The Banamex lawyers center their allegations on statements by Menéndez and Giordano in New York in early last year and the reports by Giordano on the Internet that reached the United States. However, the accused journalists are going to utilize the information that has been featured in Por Esto of Yucatán with the presentation of photographs and eyewitness evidence. At the same time, the journalists will have in their favor the two lawsuits dismissed in Mexican courts because the judges considered that the journalistic reports were based on real facts.

The judicial proceedings of the Banamex-Por Esto case will also directly involve the North American press. Last February, the columnist Cynthia Cotts published accusations that related the banker Hernández Ramírez with Sam Dillon, New York Times correspondent in Mexico until last September. "In Mexico, untouchables are people who are protected by the power they wield," said Cotts, adding. "Two of these people are Sam Dillon and Roberto Hernández."
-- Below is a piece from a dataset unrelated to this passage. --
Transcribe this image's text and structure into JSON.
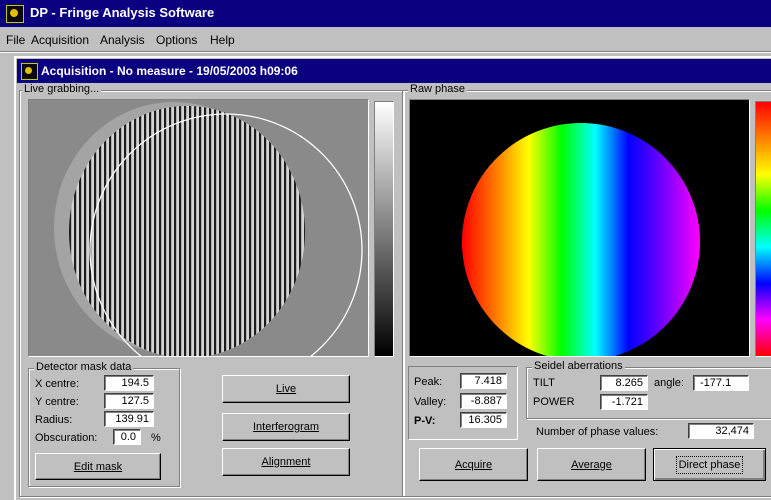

At issue was the report about the Hernández property that served as the base to traffic drugs in Mexico. The NYT did not publish the information in spite of having spoken with Por Esto. Dillon is currenty writing a book with permission from The New York Times.

In her February column, Cotts told the history of how Dillon and the Times eluded reporting the accusations against Hernández. "Dillon spoke with the sister of Hernández but did not have time to speak with the fishermen who denounced the drug trafficking on the beaches of the banker," Giordano informed. Dillon, who received a Pulitzer Prize for accusations about narco-trafficking, disregarded the proofs in Por Esto: "It's the stupidest thing I've ever heard," he said. However, judges in Mexico determined that the accusations by Por Esto were "based on the facts."

Thus, narco-trafficking, the Mexican bank, and the press will go to court this year in the United States.